Friday, July 25, 2014


Last April when I was photographing the tombstone of Henry Boltwood at Rosehill Cemetery in Chicago I noticed another tombstone of interest.  Not too far from the Boltwood tombstone is one erected to Thomas H. Jewell and his wife Jemima.  What makes the Jewell monument interesting is what is inscribed along the bottom:  "Erected by His Former Employees".   

I'm sure that some of my former employees would be willing to contribute for a tombstone for me, but only if I was going to use it right away.

Let's see what we can "dig up" about Thomas H. Jewell.

Thomas Henry Jewell was born March 8, 1842 in St. Stephens Parish, Cornwall, England.  The first record of him that we have in the United States was his arrival on March 16, 1858 when he had just turned sixteen.  In 1863 Jewell married Miss Jemima Imerson (1841-1927).  Thomas and Jemima were blessed with nine children, six of whom lived to adulthood.  They are:

Edward J. (1863-????)
Sarah Anna Rebecca (1865-c1935)
Nellie (1866-c1951)
Thomas (1869-????)
William (1870-????)
Charles (1871-1937)
Fanny Louise (1875-1898) Twin
Harry L. (1875-????) Twin
Ella (1879-1919)

The 1870 US Census found the Jewell family living in Wyandotte, Michigan where Thomas listed his occupation as "Worker in a Rolling Mill".

The 1880 US Census has the Jewell family now living in Chicago at 919 Ashland Avenue (now 1820 N. Ashland).  That spot is now under the Kennedy Expressway.  Thomas Jewell now listed his occupation as "Foreman in Steel Works"

The 1890 US Census for Illinois is lost, but by 1900 Thomas and Jemima Jewell were living at 3535 S. Hamilton Avenue where Thomas listed his occupation as "Superintendent".

3535 S. Hamilton, Chicago

The 1900 Chicago City Directory lists him as Assistant Superintendent at the Illinois Steel Company.

Illinois Steel Company

The 1910 US Census shows sixty-eight year old Thomas Jewell still working - as a "Superintendent in a Rolling Mill."  He and Jemima (now called "Jennie") are living at 6948 S. Vincennes in Chicago.  There is a new high rise building on that spot today.  Fanny Jewell Edmonds' fifteen year old son Ralph Edmonds was living with them.

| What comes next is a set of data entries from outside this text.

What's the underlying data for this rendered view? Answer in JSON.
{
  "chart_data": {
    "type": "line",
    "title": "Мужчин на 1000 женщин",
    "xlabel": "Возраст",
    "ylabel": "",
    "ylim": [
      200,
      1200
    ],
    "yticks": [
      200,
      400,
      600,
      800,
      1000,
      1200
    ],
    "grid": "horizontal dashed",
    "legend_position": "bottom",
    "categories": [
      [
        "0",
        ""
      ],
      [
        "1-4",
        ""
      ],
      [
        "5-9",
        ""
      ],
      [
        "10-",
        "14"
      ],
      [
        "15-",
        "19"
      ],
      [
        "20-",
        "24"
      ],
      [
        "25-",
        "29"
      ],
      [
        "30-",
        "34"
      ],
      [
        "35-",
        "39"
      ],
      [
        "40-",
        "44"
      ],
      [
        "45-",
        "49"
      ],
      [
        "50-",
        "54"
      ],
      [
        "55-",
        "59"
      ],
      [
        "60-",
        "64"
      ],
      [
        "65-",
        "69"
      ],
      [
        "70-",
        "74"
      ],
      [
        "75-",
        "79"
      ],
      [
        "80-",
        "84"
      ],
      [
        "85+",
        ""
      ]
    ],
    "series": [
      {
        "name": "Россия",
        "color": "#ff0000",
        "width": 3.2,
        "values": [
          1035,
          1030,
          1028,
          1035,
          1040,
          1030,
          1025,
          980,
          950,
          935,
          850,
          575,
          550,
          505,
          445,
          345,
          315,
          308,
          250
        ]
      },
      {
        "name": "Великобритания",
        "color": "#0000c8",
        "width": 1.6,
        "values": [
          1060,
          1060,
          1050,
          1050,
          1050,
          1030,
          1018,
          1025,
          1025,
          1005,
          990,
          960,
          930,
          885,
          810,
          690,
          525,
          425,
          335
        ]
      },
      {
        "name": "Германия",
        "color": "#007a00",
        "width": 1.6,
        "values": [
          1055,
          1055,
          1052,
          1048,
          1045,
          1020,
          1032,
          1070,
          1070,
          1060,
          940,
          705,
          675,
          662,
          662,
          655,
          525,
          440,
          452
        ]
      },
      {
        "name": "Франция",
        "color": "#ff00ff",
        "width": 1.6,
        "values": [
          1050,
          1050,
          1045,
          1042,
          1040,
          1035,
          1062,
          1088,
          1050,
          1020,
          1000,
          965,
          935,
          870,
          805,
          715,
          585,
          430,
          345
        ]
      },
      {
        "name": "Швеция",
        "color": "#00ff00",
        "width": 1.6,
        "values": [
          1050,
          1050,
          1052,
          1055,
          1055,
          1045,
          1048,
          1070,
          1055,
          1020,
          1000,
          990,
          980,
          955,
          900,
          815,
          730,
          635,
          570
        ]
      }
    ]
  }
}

After I originally wrote this article, I was contacted by Paul Jewell, the great-grandson of Thomas and Jemima Jewell.  He told me that Thomas Jewell had been featured in an advertisement for the International Correspondence School in Popular Mechanics magazine from December, 1910.  So here, thanks to Google Books, is that ad:

Thomas Henry Jewell died on March 4, 1913 in Chicago from angina pectoris complicated by a bout with "la grippe" (the flu).  

According to his death certificate, when he died he was Superintendent at the Wisconsin Steel Company.

Wisconsin Steel Company

Here is his Death Notice from the Chicago Daily Tribune of March 5, 1913:

He was buried in Rosehill Cemetery under that beautiful monument that originally caught my attention:

I don't know what prompted his former employees to purchase this monument for their former boss, but a monument of this size and quality would not have been cheap.  And over 100 years later, their testimonial to their former boss still stands over his grave.

Thomas H. Jewell - loved and admired by his employees - may he rest in peace.     

1 comment:

  1. I am Thomas and Jemima Jewell's great grandson. Thank you for posting this information. I was aware of the family history but had never seen his gravestone and did not know his employees paid for it. From all accounts, he must have been a very interesting man. His father died when he was 8 years old and living in Cornwall, England with his mother. His mother, Sarah Jewell, brought him to Troy, New York but she and his brother died from cholera soon after they landed.

    He was featured in an advertisement for International Correspondence School in Popular Mechanics in December 1910. You can see it on Google Books.